Deutschland war mal Bauernland, doch ist es das immer noch? Seit Jahrzehnten geht die Zahl der Höfe zurück. 2023 mussten rund 3000 Bauernhöfe aufgeben, wie das Bundeslandwirtschaftsministerium auf Anfrage erklärt. Gleichzeitig steigt seit Jahren die durchschnittliche Fläche, die ein Betrieb bewirtschaftet. Die großen Unternehmen verdrängen kleine Familienbetriebe.

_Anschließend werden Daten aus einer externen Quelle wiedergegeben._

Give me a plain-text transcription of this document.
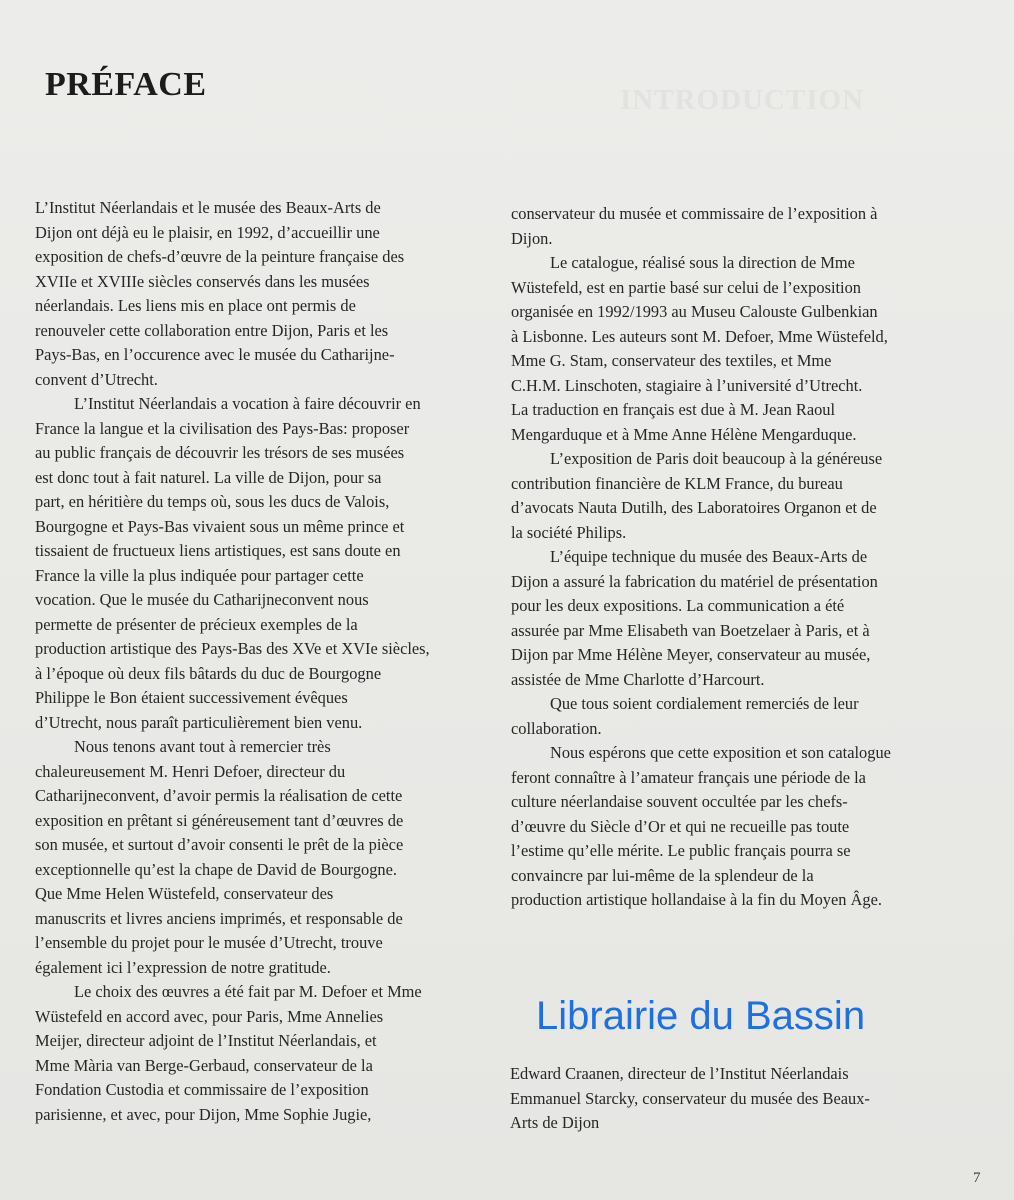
INTRODUCTION
PRÉFACE
L’Institut Néerlandais et le musée des Beaux-Arts de
Dijon ont déjà eu le plaisir, en 1992, d’accueillir une
exposition de chefs-d’œuvre de la peinture française des
XVIIe et XVIIIe siècles conservés dans les musées
néerlandais. Les liens mis en place ont permis de
renouveler cette collaboration entre Dijon, Paris et les
Pays-Bas, en l’occurence avec le musée du Catharijne-
convent d’Utrecht.
L’Institut Néerlandais a vocation à faire découvrir en
France la langue et la civilisation des Pays-Bas: proposer
au public français de découvrir les trésors de ses musées
est donc tout à fait naturel. La ville de Dijon, pour sa
part, en héritière du temps où, sous les ducs de Valois,
Bourgogne et Pays-Bas vivaient sous un même prince et
tissaient de fructueux liens artistiques, est sans doute en
France la ville la plus indiquée pour partager cette
vocation. Que le musée du Catharijneconvent nous
permette de présenter de précieux exemples de la
production artistique des Pays-Bas des XVe et XVIe siècles,
à l’époque où deux fils bâtards du duc de Bourgogne
Philippe le Bon étaient successivement évêques
d’Utrecht, nous paraît particulièrement bien venu.
Nous tenons avant tout à remercier très
chaleureusement M. Henri Defoer, directeur du
Catharijneconvent, d’avoir permis la réalisation de cette
exposition en prêtant si généreusement tant d’œuvres de
son musée, et surtout d’avoir consenti le prêt de la pièce
exceptionnelle qu’est la chape de David de Bourgogne.
Que Mme Helen Wüstefeld, conservateur des
manuscrits et livres anciens imprimés, et responsable de
l’ensemble du projet pour le musée d’Utrecht, trouve
également ici l’expression de notre gratitude.
Le choix des œuvres a été fait par M. Defoer et Mme
Wüstefeld en accord avec, pour Paris, Mme Annelies
Meijer, directeur adjoint de l’Institut Néerlandais, et
Mme Mària van Berge-Gerbaud, conservateur de la
Fondation Custodia et commissaire de l’exposition
parisienne, et avec, pour Dijon, Mme Sophie Jugie,
conservateur du musée et commissaire de l’exposition à
Dijon.
Le catalogue, réalisé sous la direction de Mme
Wüstefeld, est en partie basé sur celui de l’exposition
organisée en 1992/1993 au Museu Calouste Gulbenkian
à Lisbonne. Les auteurs sont M. Defoer, Mme Wüstefeld,
Mme G. Stam, conservateur des textiles, et Mme
C.H.M. Linschoten, stagiaire à l’université d’Utrecht.
La traduction en français est due à M. Jean Raoul
Mengarduque et à Mme Anne Hélène Mengarduque.
L’exposition de Paris doit beaucoup à la généreuse
contribution financière de KLM France, du bureau
d’avocats Nauta Dutilh, des Laboratoires Organon et de
la société Philips.
L’équipe technique du musée des Beaux-Arts de
Dijon a assuré la fabrication du matériel de présentation
pour les deux expositions. La communication a été
assurée par Mme Elisabeth van Boetzelaer à Paris, et à
Dijon par Mme Hélène Meyer, conservateur au musée,
assistée de Mme Charlotte d’Harcourt.
Que tous soient cordialement remerciés de leur
collaboration.
Nous espérons que cette exposition et son catalogue
feront connaître à l’amateur français une période de la
culture néerlandaise souvent occultée par les chefs-
d’œuvre du Siècle d’Or et qui ne recueille pas toute
l’estime qu’elle mérite. Le public français pourra se
convaincre par lui-même de la splendeur de la
production artistique hollandaise à la fin du Moyen Âge.
Librairie du Bassin
Edward Craanen, directeur de l’Institut Néerlandais
Emmanuel Starcky, conservateur du musée des Beaux-
Arts de Dijon
7
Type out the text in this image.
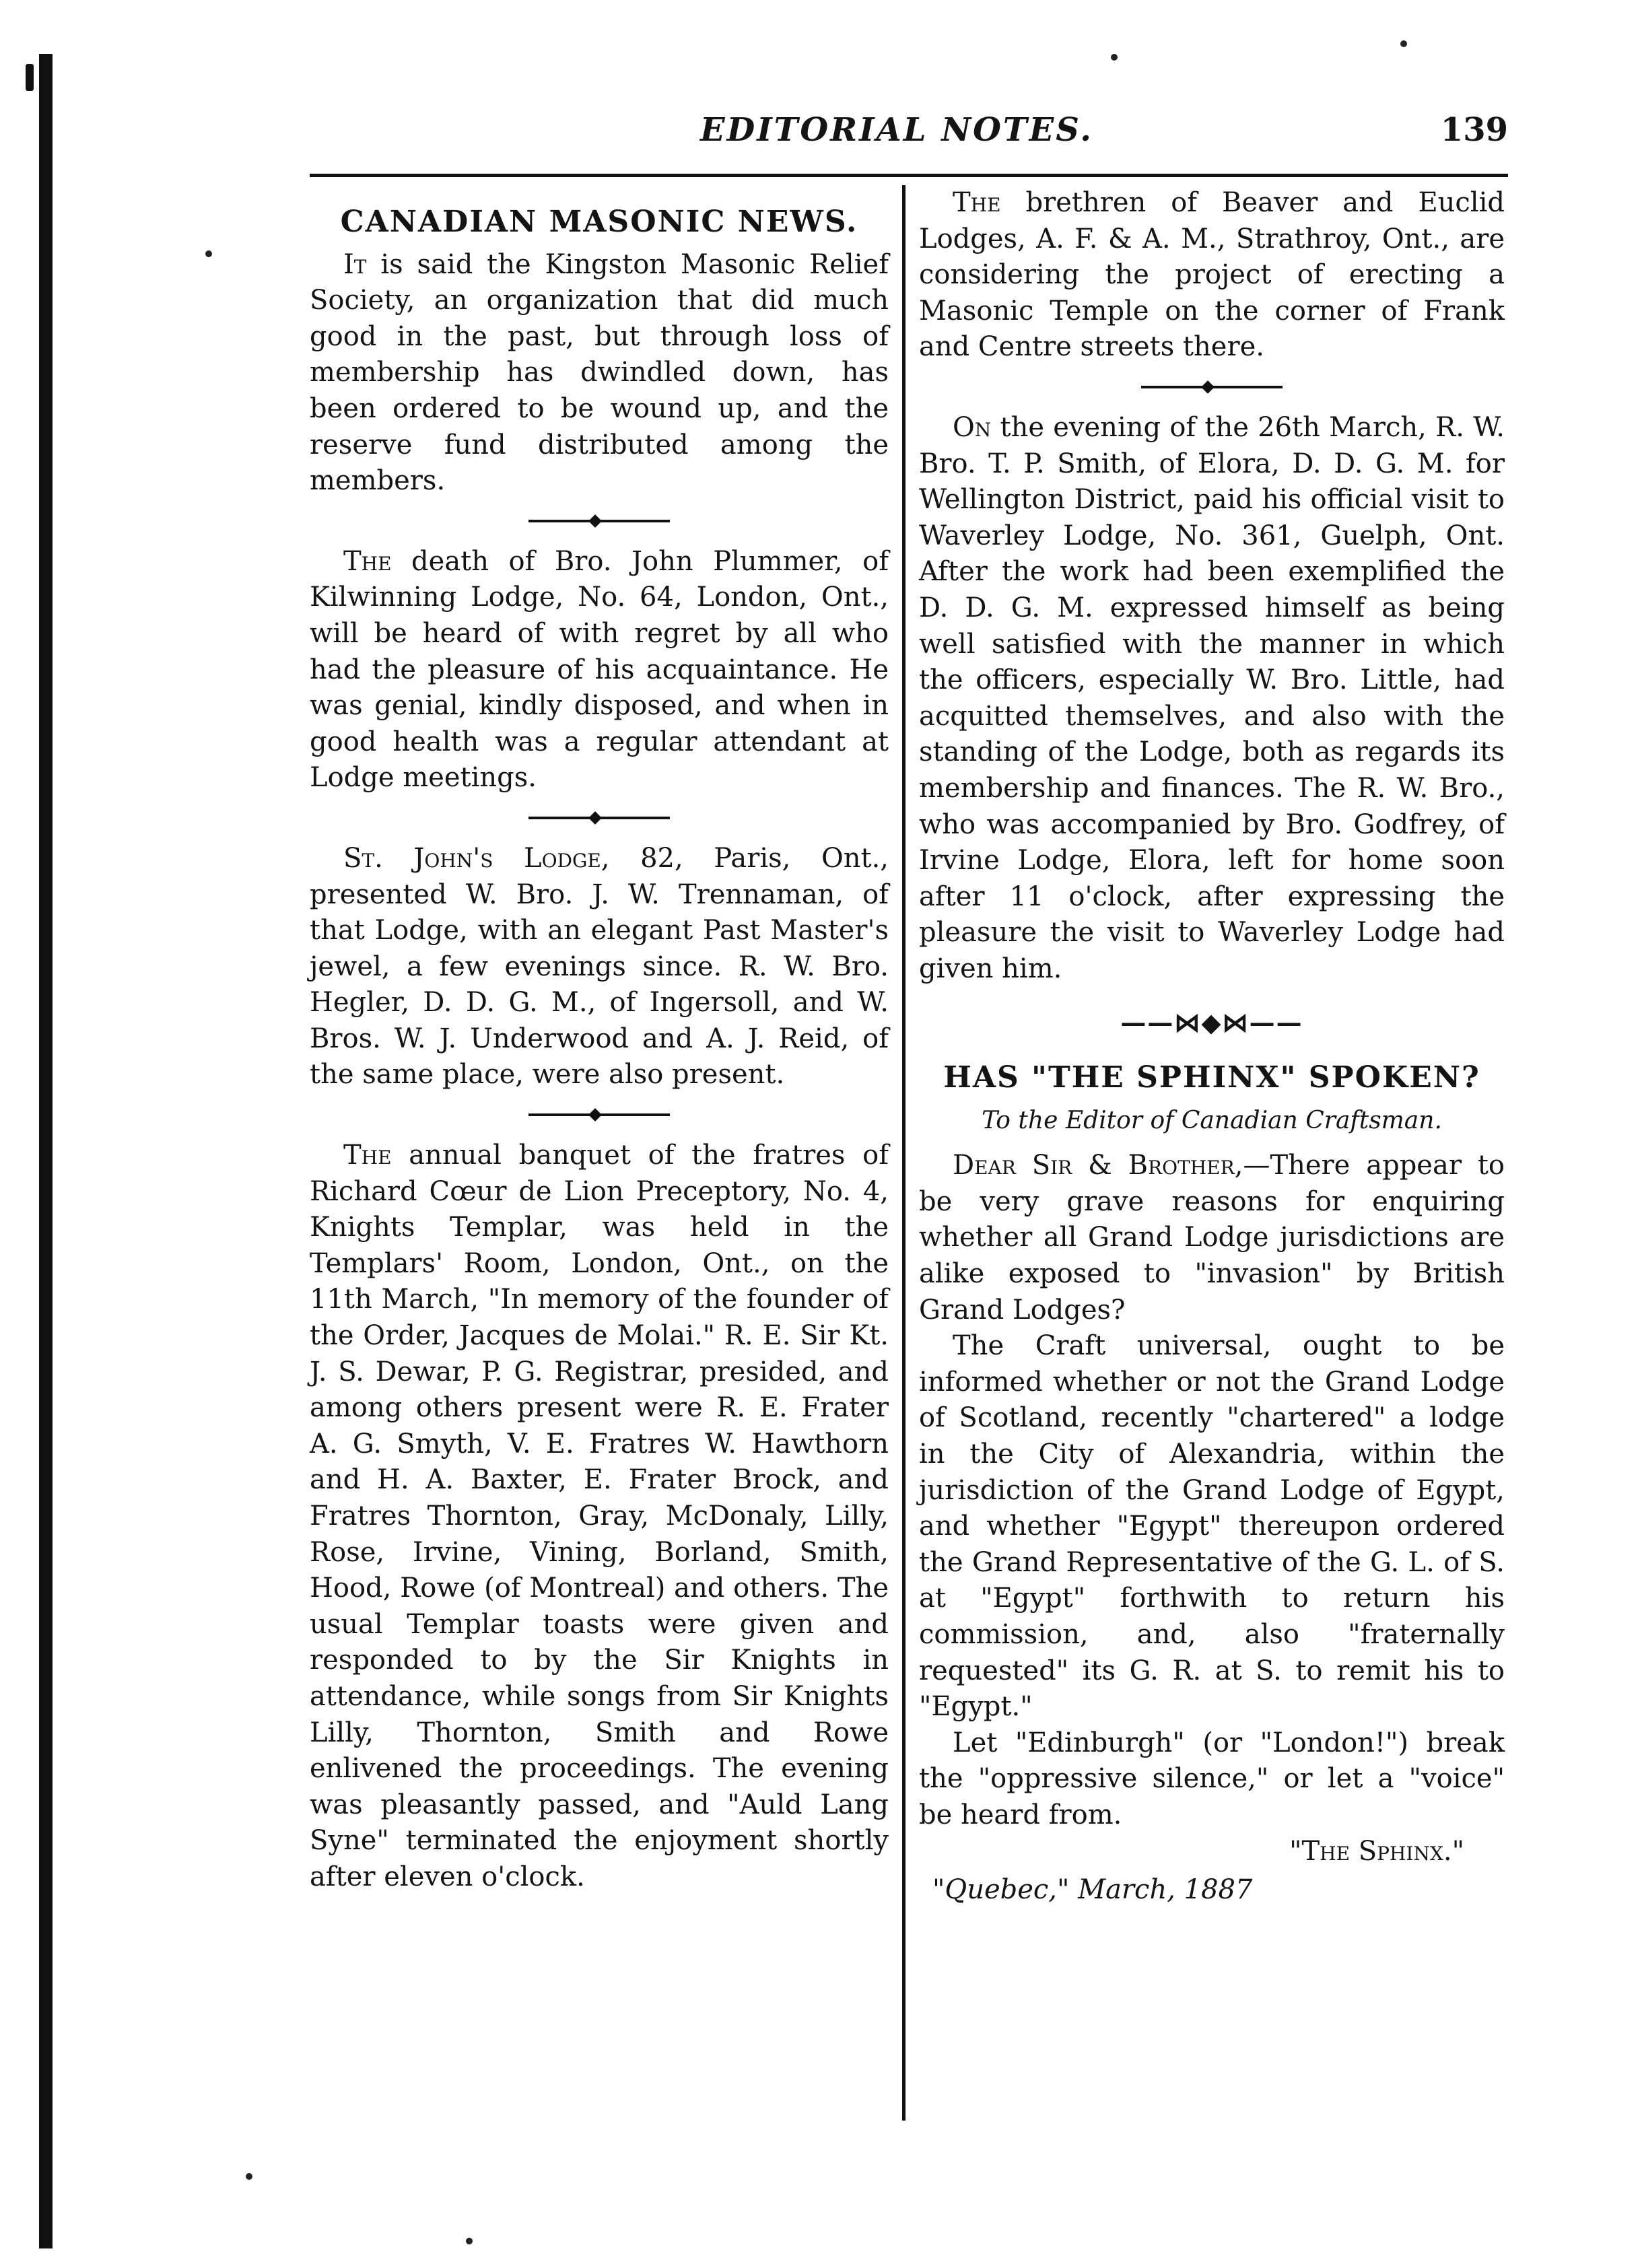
EDITORIAL NOTES.	139
CANADIAN MASONIC NEWS.

It is said the Kingston Masonic Relief Society, an organization that did much good in the past, but through loss of membership has dwindled down, has been ordered to be wound up, and the reserve fund distributed among the members.

The death of Bro. John Plummer, of Kilwinning Lodge, No. 64, London, Ont., will be heard of with regret by all who had the pleasure of his acquaintance. He was genial, kindly disposed, and when in good health was a regular attendant at Lodge meetings.

St. John's Lodge, 82, Paris, Ont., presented W. Bro. J. W. Trennaman, of that Lodge, with an elegant Past Master's jewel, a few evenings since. R. W. Bro. Hegler, D. D. G. M., of Ingersoll, and W. Bros. W. J. Underwood and A. J. Reid, of the same place, were also present.

The annual banquet of the fratres of Richard Cœur de Lion Preceptory, No. 4, Knights Templar, was held in the Templars' Room, London, Ont., on the 11th March, "In memory of the founder of the Order, Jacques de Molai." R. E. Sir Kt. J. S. Dewar, P. G. Registrar, presided, and among others present were R. E. Frater A. G. Smyth, V. E. Fratres W. Hawthorn and H. A. Baxter, E. Frater Brock, and Fratres Thornton, Gray, McDonaly, Lilly, Rose, Irvine, Vining, Borland, Smith, Hood, Rowe (of Montreal) and others. The usual Templar toasts were given and responded to by the Sir Knights in attendance, while songs from Sir Knights Lilly, Thornton, Smith and Rowe enlivened the proceedings. The evening was pleasantly passed, and "Auld Lang Syne" terminated the enjoyment shortly after eleven o'clock.

The brethren of Beaver and Euclid Lodges, A. F. & A. M., Strathroy, Ont., are considering the project of erecting a Masonic Temple on the corner of Frank and Centre streets there.

On the evening of the 26th March, R. W. Bro. T. P. Smith, of Elora, D. D. G. M. for Wellington District, paid his official visit to Waverley Lodge, No. 361, Guelph, Ont. After the work had been exemplified the D. D. G. M. expressed himself as being well satisfied with the manner in which the officers, especially W. Bro. Little, had acquitted themselves, and also with the standing of the Lodge, both as regards its membership and finances. The R. W. Bro., who was accompanied by Bro. Godfrey, of Irvine Lodge, Elora, left for home soon after 11 o'clock, after expressing the pleasure the visit to Waverley Lodge had given him.

——⋈◆⋈——
HAS "THE SPHINX" SPOKEN?
To the Editor of Canadian Craftsman.

Dear Sir & Brother,—There appear to be very grave reasons for enquiring whether all Grand Lodge jurisdictions are alike exposed to "invasion" by British Grand Lodges?

The Craft universal, ought to be informed whether or not the Grand Lodge of Scotland, recently "chartered" a lodge in the City of Alexandria, within the jurisdiction of the Grand Lodge of Egypt, and whether "Egypt" thereupon ordered the Grand Representative of the G. L. of S. at "Egypt" forthwith to return his commission, and, also "fraternally requested" its G. R. at S. to remit his to "Egypt."

Let "Edinburgh" (or "London!") break the "oppressive silence," or let a "voice" be heard from.

"The Sphinx."

"Quebec," March, 1887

„Bauernfamilien halten Gesellschaft auf dem Land am Leben“
Hinter jedem geschlossenen Betrieb steckt auch ein Einzelschicksal: „Landwirtschaftliche Betriebe sind der gesellschaftliche Kit im ländlichen Raum“, sagt Bauernpräsident Joachim Rukwied zu IPPEN.MEDIA. „Wir Bauernfamilien sind es, die häufig im Ehrenamt die Gesellschaft auf dem Land am Leben zu halten. Jeder aufgegebene Betrieb ist ein Verlust an Agrikultur, Familiengeschichte und gesellschaftlichem Engagement im ländlichen Raum.“
In Zukunft werden wohl weitere Höfe aufgeben müssen. Die Prognose sieht schlecht aus. Im Jahr 2040 wird es nach Hochrechnungen der DZ Bank nur noch rund 100.000 landwirtschaftliche Betriebe geben. Aktuell sind es rund 250.000. Ein über Jahre andauernder Trend setzt sich fort. „Die Agrarwirtschaft hat auf sehr lange Sicht deutlich an Bedeutung für die Gesamtwirtschaft verloren“, heißt es in der im Januar vorgestellten Branchenanalyse. 1970 (circa 1 Million Höfe) lag der Anteil der Landwirtschaft an der gesamten deutschen Bruttowertschöpfung noch bei 3,3 Prozent. 2022 war es 1,0 Prozent.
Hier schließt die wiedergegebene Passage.